Speaking on Joy News’ PM Express on December 9, he stressed that the current upward review is driven by a different structure that focuses on long-term investments and debts, not the usual inflation and exchange rate pressures.
Mr Baiden explained that this round of adjustment marks a shift from the regular quarterly process.
“So what it is is that this adjustment doesn’t look at macroeconomic indicators,” he said.
He noted that the quarterly mechanism “will look at exchange rates, inflation, and then the fuel mix and all.”
But the increase announced now, he maintained, is part of a structural plan that runs for three to five years.
He described the new framework as one that captures past investments and outstanding financial obligations.
“This is a structural adjustment, three to five year adjustment, and it’s looking at the investments you’ve made, over time, all the debts you have incurred to clean your books, and then now reset you again for the next mile. So this is what effectively the case has been.”
According to him, ECG has commissioned new projects that are already operational. He said these projects come with significant cost commitments that must be honoured.
He highlighted the company’s digitisation programme as one of the major investments now reflected in operations.
“The digitisation drive, for example, of ECG, has transformed our operations significantly. Now, today, customers can buy credits without even going out of their homes. You can recharge at home, and all these are the effects of some of the investments that have happened.”
Mr Baiden noted that ECG remains committed to delivering efficient service but admitted the company must sometimes rely on customers to help sustain operations.
“Services.

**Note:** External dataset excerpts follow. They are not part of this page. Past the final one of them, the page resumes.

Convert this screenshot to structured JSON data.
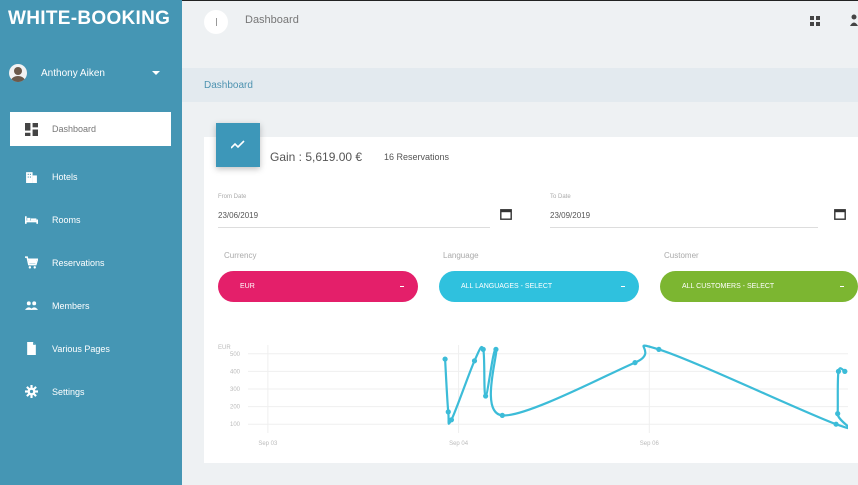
{
  "app": {
    "brand": "WHITE-BOOKING"
  },
  "user": {
    "name": "Anthony Aiken"
  },
  "sidebar": {
    "items": [
      {
        "label": "Dashboard",
        "icon": "dashboard-icon",
        "active": true
      },
      {
        "label": "Hotels",
        "icon": "building-icon"
      },
      {
        "label": "Rooms",
        "icon": "bed-icon"
      },
      {
        "label": "Reservations",
        "icon": "cart-icon"
      },
      {
        "label": "Members",
        "icon": "people-icon"
      },
      {
        "label": "Various Pages",
        "icon": "file-icon"
      },
      {
        "label": "Settings",
        "icon": "gear-icon"
      }
    ]
  },
  "topbar": {
    "title": "Dashboard"
  },
  "breadcrumb": {
    "current": "Dashboard"
  },
  "summary": {
    "gain": "Gain : 5,619.00 €",
    "reservations": "16 Reservations"
  },
  "filters": {
    "from_label": "From Date",
    "from_value": "23/06/2019",
    "to_label": "To Date",
    "to_value": "23/09/2019",
    "currency_label": "Currency",
    "currency_value": "EUR",
    "language_label": "Language",
    "language_value": "ALL LANGUAGES - SELECT",
    "customer_label": "Customer",
    "customer_value": "ALL CUSTOMERS - SELECT"
  },
  "colors": {
    "sidebar": "#4596b4",
    "accent": "#3d97b9",
    "currency": "#e41f6a",
    "language": "#2fc1de",
    "customer": "#7cb631",
    "line": "#3cbcd8"
  },
  "chart_data": {
    "type": "line",
    "ylabel": "EUR",
    "yticks": [
      "100",
      "200",
      "300",
      "400",
      "500"
    ],
    "ylim": [
      50,
      550
    ],
    "xticks": [
      {
        "label": "Sep 03",
        "x": 0
      },
      {
        "label": "Sep 04",
        "x": 24
      },
      {
        "label": "Sep 06",
        "x": 48
      }
    ],
    "xlim": [
      -2.5,
      73
    ],
    "series": [
      {
        "points": [
          {
            "x": 22.3,
            "y": 470
          },
          {
            "x": 22.7,
            "y": 170
          },
          {
            "x": 23.1,
            "y": 125
          },
          {
            "x": 26.0,
            "y": 460
          },
          {
            "x": 27.1,
            "y": 525
          },
          {
            "x": 27.4,
            "y": 260
          },
          {
            "x": 28.7,
            "y": 525
          },
          {
            "x": 29.5,
            "y": 150
          },
          {
            "x": 46.2,
            "y": 450
          },
          {
            "x": 49.2,
            "y": 525
          },
          {
            "x": 71.5,
            "y": 100
          },
          {
            "x": 71.7,
            "y": 160
          },
          {
            "x": 71.8,
            "y": 400
          },
          {
            "x": 72.6,
            "y": 400
          }
        ]
      }
    ]
  }
}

Will continue to deliver services, quality services, to customers, but it gets to a point where you will need that push from customers.”
He stressed that the approved increase still falls short of what the company requires.
“So, as we sit here, the 9.8% we say it’s not adequate. But what can we do? We should now use it to still deliver the same services to customers.”
The Electricity Company of Ghana (ECG) says it will continue to do everything possible to keep the lights on, even though the latest tariff adjustment falls short of what the company believes is needed to sustain its operations.